Getting vaccinated is the best way to remain safe. The vaccines do a great job of preventing and lessening the severity of COVID-19 symptoms.

Q. What if I don’t get vaccinated and contract COVID-19 during my pregnancy?

A. Pregnant people with COVID-19 are at higher risk for pregnancy complications, such as high blood pressure, bleeding disorders, death and stillbirth. Don’t take the chance. The vaccine is safe and effective.
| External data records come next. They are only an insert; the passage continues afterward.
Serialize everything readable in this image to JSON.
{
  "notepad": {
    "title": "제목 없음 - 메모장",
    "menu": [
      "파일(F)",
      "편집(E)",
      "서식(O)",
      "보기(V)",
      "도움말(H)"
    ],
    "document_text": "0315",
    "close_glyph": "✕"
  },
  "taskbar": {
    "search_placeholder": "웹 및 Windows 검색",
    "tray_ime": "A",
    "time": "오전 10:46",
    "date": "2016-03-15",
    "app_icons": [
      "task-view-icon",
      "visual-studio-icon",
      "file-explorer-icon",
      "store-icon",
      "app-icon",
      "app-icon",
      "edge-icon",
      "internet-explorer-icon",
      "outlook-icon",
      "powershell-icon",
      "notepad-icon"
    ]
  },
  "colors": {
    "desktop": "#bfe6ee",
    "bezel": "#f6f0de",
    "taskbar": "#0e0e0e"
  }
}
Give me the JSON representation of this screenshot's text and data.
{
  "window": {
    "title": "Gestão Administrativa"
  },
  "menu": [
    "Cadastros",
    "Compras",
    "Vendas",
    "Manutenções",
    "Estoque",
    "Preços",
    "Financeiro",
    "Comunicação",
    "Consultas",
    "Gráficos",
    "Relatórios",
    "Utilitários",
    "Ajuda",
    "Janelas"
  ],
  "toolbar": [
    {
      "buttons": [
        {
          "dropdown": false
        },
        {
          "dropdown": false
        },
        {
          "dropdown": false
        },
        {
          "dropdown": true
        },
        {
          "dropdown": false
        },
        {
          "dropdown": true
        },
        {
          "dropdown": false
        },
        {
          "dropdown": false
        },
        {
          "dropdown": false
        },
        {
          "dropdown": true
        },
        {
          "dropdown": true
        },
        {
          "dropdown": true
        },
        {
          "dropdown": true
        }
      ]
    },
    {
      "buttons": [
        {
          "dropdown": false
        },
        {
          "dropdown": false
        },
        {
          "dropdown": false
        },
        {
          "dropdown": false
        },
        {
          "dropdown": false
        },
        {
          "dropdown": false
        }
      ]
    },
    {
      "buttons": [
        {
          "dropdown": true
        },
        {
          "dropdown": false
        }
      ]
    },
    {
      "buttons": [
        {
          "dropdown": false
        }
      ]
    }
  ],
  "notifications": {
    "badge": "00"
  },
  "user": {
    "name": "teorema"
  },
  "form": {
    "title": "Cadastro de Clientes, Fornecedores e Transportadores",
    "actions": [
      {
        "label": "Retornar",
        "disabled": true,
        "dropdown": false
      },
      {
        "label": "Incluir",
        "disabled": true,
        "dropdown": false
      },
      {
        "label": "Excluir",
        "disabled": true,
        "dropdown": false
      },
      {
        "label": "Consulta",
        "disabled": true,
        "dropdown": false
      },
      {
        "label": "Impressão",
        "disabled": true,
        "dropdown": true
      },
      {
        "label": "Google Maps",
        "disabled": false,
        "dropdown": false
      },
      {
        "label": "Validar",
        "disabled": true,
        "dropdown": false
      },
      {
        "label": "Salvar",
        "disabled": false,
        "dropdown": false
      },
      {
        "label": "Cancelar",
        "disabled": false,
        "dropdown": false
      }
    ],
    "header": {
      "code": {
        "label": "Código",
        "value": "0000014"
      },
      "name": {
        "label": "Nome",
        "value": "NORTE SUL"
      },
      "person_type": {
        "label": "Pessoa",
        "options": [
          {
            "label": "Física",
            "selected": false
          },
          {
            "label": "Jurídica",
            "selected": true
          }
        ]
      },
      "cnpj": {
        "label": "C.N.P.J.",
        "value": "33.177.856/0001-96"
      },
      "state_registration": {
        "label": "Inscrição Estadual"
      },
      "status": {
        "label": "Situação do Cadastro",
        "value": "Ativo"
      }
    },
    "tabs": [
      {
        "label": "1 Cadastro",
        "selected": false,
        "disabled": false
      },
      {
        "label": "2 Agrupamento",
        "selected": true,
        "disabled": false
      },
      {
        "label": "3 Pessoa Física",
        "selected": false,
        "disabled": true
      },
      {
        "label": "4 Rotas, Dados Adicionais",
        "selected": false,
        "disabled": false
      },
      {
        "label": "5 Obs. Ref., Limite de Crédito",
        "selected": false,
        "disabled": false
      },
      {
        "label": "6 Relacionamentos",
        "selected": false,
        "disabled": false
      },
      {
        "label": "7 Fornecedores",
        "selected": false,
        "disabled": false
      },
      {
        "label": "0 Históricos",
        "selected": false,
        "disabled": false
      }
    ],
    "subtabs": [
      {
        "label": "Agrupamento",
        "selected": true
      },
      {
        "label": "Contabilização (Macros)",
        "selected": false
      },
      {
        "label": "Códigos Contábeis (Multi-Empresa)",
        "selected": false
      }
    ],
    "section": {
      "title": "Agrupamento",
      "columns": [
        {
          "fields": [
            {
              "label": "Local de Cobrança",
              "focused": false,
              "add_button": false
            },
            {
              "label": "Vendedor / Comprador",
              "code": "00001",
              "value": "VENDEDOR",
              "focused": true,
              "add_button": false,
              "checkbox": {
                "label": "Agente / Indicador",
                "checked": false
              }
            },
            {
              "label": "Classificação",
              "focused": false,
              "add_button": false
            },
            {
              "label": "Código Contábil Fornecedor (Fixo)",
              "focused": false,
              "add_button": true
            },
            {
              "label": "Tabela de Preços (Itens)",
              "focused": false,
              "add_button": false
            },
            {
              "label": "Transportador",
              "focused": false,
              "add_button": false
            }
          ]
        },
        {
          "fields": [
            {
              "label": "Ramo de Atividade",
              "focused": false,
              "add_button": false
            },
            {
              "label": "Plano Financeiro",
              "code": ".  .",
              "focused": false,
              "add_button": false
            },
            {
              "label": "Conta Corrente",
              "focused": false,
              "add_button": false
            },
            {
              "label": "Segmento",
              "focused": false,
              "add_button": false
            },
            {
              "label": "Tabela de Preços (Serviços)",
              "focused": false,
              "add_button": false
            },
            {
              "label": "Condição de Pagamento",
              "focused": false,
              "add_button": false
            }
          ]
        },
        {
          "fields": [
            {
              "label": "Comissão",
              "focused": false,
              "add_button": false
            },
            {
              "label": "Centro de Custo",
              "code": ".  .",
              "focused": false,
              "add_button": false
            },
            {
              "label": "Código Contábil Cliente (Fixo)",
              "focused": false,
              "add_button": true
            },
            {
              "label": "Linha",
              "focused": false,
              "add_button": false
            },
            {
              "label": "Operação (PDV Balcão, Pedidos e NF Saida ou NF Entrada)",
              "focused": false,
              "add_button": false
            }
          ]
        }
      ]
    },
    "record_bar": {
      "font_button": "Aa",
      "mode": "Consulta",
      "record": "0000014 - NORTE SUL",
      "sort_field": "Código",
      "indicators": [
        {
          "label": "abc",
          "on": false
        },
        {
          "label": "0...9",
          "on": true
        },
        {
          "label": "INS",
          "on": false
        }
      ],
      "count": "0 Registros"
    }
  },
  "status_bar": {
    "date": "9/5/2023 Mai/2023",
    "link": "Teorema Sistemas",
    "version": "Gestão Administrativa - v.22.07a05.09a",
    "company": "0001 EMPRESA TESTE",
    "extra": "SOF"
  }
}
Talk to your doctor and schedule an appointment to get vaccinated for the safety of you and your baby.

Q. Will getting the COVID-19 vaccine help my baby?

A. The COVID-19 vaccine may provide your baby some protection from COVID-19. Recent studies show that vaccinated pregnant people pass antibodies to their developing baby in the womb, so the baby is born with some protection from day one. I tell my vaccinated pregnant patients they are protecting their babies in the placenta now, and via their breastmilk later.

Q. What about my partner? Should they also get vaccinated?

A. COVID-19 vaccination is recommended for everyone who is eligible, including pregnant people, those who are planning to become pregnant and their partners. Expectant parents should also encourage family members or friends who plan to visit their newborn baby to get vaccinated now.

Q. I am not yet pregnant, but I am planning to become pregnant. Will the vaccine affect my fertility or my partner’s?

A. There is no evidence that COVID-19 vaccines cause any loss of fertility. Many people have become pregnant after receiving a COVID-19 vaccine, including some who got vaccinated during the COVID-19 vaccine clinical trials.

Q. I am breastfeeding my baby. Should I wait to get vaccinated?

A. The COVID-19 vaccination is recommended for all people 12 years and older, including people who are breastfeeding. Recent reports have shown that breastfeeding people who have received mRNA COVID-19 vaccines have antibodies in their breastmilk, which could help protect their babies.

Q. Are there any other concerns for pregnant people regarding the COVID-19 vaccines?

A. As with anyone who receives the COVID-19 vaccines, pregnant people may experience mild side effects, such as body aches, chills and tiredness. These side effects are normal and a sign that your body is building immunity.